Wir dürfen vermuten, dass diese Szene so nicht im Originaldrehbuch von Krzysztof Kieslowski vorgesehen war, sondern von Regisseur Denis Tanović erst nachträglich eingefügt wurde, denn für den Rest des Films gilt ihre simple Erkenntnis sozusagen nur in Abwesenheit. Dann sehen alle Beteiligten fantastisch gut aus, sind irgendwie erfolgreich, rezitieren Liebesgedichte in Cafés, besuchen Philosophievorlesungen an der Sorbonne, arbeiten in der Modebranche und wohnen in gepflegten Pariser Appartements. Da so viel Glück aber nicht ohne die entsprechende Portion Leiden auskommen darf, versuchen sämtliche Protagonisten sich selbst, ihren Partnern und sogar Menschen, die sie überhaupt nicht kennen, das Leben so unerträglich wie nur möglich zu machen. Vornehmlich geschieht das in allen denkbaren Varianten des Liebesentzugs. Anne (Marie Gillain) ist ihrem Professor verfallen, aber der um einiges ältere Mann will raus aus der heimlichen Affäre, will sich nicht länger verstellen müssen vor seiner Frau und seiner Tochter, die mit Anne befreundet ist. Aus Céline (Karin Viard) ist eine alte Jungfer geworden, die sich hauptsächlich um ihre gefühlskalte und an den Rollstuhl gefesselte Mutter kümmert. Einmal pro Woche fährt sie mit der Bahn ins Altersheim und übersieht jedes Mal den bis über beide Ohren in sie verknallten Schaffner. Irgendwann erfährt man, dass die beiden Sophies Schwestern sind und dass es in ihrer Kindheit ein traumatisches Ereignis gegeben haben muss, bei dem der Vater zu Tode kam und über das alle ein so gründliches Schweigen bewahren, dass sie den Kontakt zueinander abgebrochen haben. Die Auseinandersetzung zwischen Sophie und ihrem Mann droht zudem die Vergangenheit zu wiederholen. Kurz vor seinem Tod 1996 hatte der polnische Regisseur Kieslowski mit seinem Drehbuchautor Krzysztof Piesiewicz noch die Pläne zu einer Trilogie über Himmel, Hölle und Fegefeuer vollendet. Tom Tykwer verfilmte vor sechs Jahren mit „Heaven“ das erste der drei Drehbücher, der bosnische Regisseur Denis Tanović („No Man's Land“) hat nun Teil zwei übernommen.
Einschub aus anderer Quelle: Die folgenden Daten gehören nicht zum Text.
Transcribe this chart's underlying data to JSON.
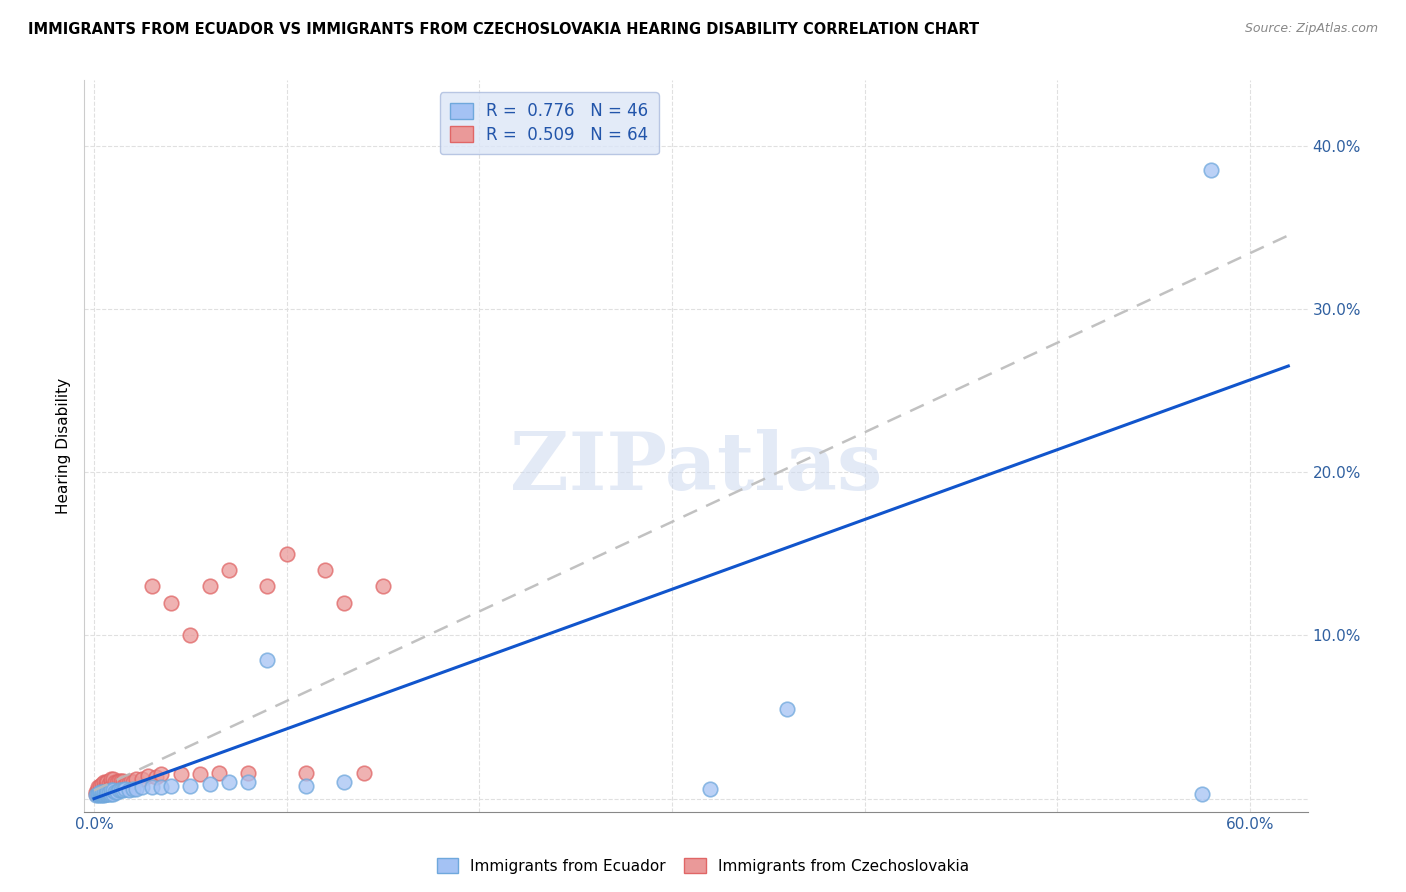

Er belädt die Vorlage, die bereits schwer an metaphysischen Fragestellungen über Zufall, Schicksal und der Möglichkeit zur Tragödie in moderner Zeit zu knabbern hat, zusätzlich mit dem Ballast einer maßlos stilisierten Inszenierung. Hinter der Eleganz der Oberfläche, einer vorzüglichen Starbesetzung und einer betont elliptischen Erzählweise verbergen sich letztendlich aber dürftige Klischees: Der Geschlechterkrieg spinnt sich ewig fort, Männer betrügen aus Schwäche, und Frauen sind grausam, wenn sie gekränkt werden. Ähnlich simpel gestrickt ist das Farbschema des Films: Rot steht für Leidenschaft, Blau für Melancholie, Grün für die Hoffnung. „Je ne regrette rien“ lautet der finale Satz des Films: In dieser Hölle ist das Leben ein Chanson in eleganter Ausstattung.

„Wie in der Hölle“, Regie: Danis Tanović. Mit Emmanuelle Béart, Marie Gillain, Karin Viard u. a., F 2005, 102 Min.